Recipe: Red Lentil Pancake/Wrap

Red Lentil Pancake/Wrap

March 15 2024


A satisfyingly savoury and nutrient-dense breakfast option or side to your meals. It’s gluten-free, dairy-free and FODMAP-friendly for those with IBS or other food sensitivities.

Red Lentil Pancake/Wrap

One thing I love about developing relationships with clients from different cultures is learning about the food. Most of us from non-Western cultures or families are often told to believe our foods are not healthy when in fact they can be very healthy. In every culture, there are ways of living or eating that can be unhealthy and it’s up to us to connect with ourselves to see what is true and what is not. We don’t have to conform to Western ways of eating to be healthy. Chilla/Cheela was introduced to me by a client many months ago and I finally got around to making it, and I love it so much!

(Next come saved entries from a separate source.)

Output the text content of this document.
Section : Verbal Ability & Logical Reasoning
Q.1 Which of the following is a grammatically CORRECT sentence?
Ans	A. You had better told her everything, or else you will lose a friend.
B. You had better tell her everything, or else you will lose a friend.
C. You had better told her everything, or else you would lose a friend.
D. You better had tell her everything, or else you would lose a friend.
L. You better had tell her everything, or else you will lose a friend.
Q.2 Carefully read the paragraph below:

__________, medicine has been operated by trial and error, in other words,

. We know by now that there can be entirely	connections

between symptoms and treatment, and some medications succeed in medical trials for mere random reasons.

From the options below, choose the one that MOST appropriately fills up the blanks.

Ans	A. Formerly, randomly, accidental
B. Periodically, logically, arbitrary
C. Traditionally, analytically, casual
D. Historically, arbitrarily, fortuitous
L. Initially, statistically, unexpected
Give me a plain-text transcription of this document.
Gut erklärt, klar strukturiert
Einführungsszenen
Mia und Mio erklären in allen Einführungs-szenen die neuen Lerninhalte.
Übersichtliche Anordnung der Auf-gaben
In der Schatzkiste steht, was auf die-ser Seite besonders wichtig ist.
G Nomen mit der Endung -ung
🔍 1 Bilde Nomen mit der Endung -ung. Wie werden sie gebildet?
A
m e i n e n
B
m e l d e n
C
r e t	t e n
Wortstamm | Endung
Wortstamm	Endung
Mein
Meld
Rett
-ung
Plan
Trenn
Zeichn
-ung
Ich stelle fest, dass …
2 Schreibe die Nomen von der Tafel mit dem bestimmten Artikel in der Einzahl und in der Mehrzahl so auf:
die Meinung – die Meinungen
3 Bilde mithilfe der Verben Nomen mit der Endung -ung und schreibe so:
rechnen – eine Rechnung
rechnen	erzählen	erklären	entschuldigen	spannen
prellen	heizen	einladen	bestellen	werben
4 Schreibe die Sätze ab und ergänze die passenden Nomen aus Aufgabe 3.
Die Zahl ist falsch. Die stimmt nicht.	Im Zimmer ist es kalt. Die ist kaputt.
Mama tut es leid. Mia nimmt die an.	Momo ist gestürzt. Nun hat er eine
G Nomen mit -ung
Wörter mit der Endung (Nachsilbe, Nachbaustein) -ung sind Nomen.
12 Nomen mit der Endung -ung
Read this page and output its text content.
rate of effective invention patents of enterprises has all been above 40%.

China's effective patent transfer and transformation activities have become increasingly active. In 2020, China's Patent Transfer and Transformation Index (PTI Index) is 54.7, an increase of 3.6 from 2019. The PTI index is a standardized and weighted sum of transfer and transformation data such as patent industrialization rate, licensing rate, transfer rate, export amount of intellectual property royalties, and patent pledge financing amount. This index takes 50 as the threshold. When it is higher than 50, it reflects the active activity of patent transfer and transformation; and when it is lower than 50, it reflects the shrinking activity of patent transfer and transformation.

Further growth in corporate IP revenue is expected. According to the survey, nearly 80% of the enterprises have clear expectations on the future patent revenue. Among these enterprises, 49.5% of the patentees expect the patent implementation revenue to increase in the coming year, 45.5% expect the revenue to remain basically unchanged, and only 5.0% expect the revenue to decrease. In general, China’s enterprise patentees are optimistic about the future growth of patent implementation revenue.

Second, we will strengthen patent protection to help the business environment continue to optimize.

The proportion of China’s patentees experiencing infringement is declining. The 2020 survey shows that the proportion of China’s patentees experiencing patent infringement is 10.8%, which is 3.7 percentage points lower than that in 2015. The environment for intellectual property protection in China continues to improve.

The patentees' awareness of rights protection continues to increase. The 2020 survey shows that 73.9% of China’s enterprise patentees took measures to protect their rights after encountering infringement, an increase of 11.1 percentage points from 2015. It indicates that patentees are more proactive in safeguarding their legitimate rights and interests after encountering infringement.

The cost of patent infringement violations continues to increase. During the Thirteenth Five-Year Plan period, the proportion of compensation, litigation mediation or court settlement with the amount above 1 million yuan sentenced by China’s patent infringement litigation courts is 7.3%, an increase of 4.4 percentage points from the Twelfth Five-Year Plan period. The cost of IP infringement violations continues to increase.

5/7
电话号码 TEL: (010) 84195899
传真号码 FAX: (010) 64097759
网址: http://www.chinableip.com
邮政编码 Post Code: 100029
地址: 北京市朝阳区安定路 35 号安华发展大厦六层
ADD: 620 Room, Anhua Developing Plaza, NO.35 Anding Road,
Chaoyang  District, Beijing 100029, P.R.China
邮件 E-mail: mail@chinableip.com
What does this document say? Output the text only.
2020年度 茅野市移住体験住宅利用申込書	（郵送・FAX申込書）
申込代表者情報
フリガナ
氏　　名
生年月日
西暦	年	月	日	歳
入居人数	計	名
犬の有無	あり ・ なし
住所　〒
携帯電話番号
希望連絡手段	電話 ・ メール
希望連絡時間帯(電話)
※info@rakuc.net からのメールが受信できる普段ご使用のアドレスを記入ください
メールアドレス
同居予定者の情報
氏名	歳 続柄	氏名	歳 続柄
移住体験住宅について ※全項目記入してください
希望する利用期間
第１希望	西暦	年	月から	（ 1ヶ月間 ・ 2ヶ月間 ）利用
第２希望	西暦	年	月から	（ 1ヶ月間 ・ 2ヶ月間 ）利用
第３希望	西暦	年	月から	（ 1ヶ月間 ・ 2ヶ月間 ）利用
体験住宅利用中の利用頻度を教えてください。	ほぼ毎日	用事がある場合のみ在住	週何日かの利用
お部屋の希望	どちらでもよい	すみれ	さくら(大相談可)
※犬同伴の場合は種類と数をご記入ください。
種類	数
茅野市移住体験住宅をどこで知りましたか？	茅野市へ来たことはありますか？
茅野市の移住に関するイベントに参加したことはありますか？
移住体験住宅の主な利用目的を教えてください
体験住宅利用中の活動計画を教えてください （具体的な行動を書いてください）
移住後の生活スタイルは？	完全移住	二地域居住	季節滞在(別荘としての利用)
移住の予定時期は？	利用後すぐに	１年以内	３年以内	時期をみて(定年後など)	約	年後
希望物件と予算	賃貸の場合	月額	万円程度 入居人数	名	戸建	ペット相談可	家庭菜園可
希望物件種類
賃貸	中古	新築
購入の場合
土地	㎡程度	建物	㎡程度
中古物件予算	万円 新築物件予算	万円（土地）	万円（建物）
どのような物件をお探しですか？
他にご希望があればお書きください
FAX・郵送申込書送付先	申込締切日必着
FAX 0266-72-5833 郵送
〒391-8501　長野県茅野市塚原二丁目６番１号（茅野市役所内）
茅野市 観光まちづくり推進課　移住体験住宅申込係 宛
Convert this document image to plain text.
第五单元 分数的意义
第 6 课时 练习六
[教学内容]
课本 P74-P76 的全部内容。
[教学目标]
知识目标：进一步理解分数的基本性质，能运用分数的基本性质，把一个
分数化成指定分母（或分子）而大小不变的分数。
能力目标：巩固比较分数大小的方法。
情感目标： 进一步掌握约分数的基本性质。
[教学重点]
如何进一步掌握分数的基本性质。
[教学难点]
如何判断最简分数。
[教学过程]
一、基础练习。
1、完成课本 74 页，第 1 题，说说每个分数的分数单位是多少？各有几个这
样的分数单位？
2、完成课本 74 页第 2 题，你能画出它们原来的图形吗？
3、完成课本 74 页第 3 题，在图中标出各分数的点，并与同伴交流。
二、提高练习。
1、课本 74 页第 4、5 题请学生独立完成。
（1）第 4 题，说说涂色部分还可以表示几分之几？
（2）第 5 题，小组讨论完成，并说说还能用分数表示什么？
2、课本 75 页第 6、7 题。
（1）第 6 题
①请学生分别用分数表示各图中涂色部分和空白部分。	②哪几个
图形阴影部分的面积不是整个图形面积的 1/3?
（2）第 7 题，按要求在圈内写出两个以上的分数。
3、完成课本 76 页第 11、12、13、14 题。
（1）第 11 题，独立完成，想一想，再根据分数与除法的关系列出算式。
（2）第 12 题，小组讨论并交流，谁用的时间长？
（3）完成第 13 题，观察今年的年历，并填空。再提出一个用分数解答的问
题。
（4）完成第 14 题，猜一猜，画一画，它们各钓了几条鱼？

This gluten-free and IBS-friendly Red Lentil Pancake/Wrap is called Chilla/Cheela and comes from Northern Indian cuisine. It's a simple savoury recipe that you can make the morning of or in advance for breakfast. It can also be used as a side to your meals similar to naan or roti. It uses 5 simple ingredients: red lentils, ginger, cilantro, water and salt. Although fresh is fantastic, it can be stored in the fridge, reheated and still taste amazing! Variations in spices and herbs can be used; onions and tomatoes can be added to the mix to change it up and add different flavours. A wonderful recipe to get creative with! I've kept this recipe simple because simple is always the best place to start. For cilantro-haters, you can leave it out or try green onions instead :)

It’s made thinner than a ‘traditional’ American pancake, but cooked similarly. It can be spread even thinner to be used as a wrap if desired (add an extra 1/2 cup of water when blending for a thinner consistency). I’ve been serving mine up with mashed avocado (folded in half) or eggs, but it’s traditionally served with various types of chutney or wrapped around veggies and paneer. If you have IBS and are sensitive to GOS (glucooligosaccharides) then you may want to limit to 1 pancake. If you try it, let me know what you think!

 
 

ingredients

  • 1 cup Red Lentils (rinsed until water is clear)

  • 3 cups Water (for soaking)

  • 1” piece Fresh Ginger

  • 1 tsp Salt

  • 1/2 cup Water (for blending)

  • 1/4 cup Cilantro Leaves, chopped

  • 2 Tbsp Oil (for pan frying)

Recipe makes 4 servings/4 pancakes

How to make red lentil pancake/wrap (masoor dal Chilla)

Step 1: Start by rinsing red lentils until water is clear then add 3 cups of water to soak lentils (soak overnight, minimum 4 hours or use warm water and soak for 30 minutes).

Step 2: After soaking the lentils, drain the water. Add lentils to a blender with fresh water, salt and ginger. Blend until smooth.

Step 3: Add chopped cilantro to the mixture and stir. The mixture will be thicker and not too runny.

Step 4: Preheat a non-stick pan on medium-low heat. Add oil to the pan. When hot, add about 1/3 cup of the mixture to the pan and spread out with a spoon or spatula into a 7-inch pancake. Cook until lightly browned for about 3 min and flip. Cook for an additional 2-3 min.

Step 5: Repeat the cooking process with the remaining batter.

Step 6: Serve immediately or store in a bag or container with each pancake separated by parchment paper or paper towel for up to 4 days.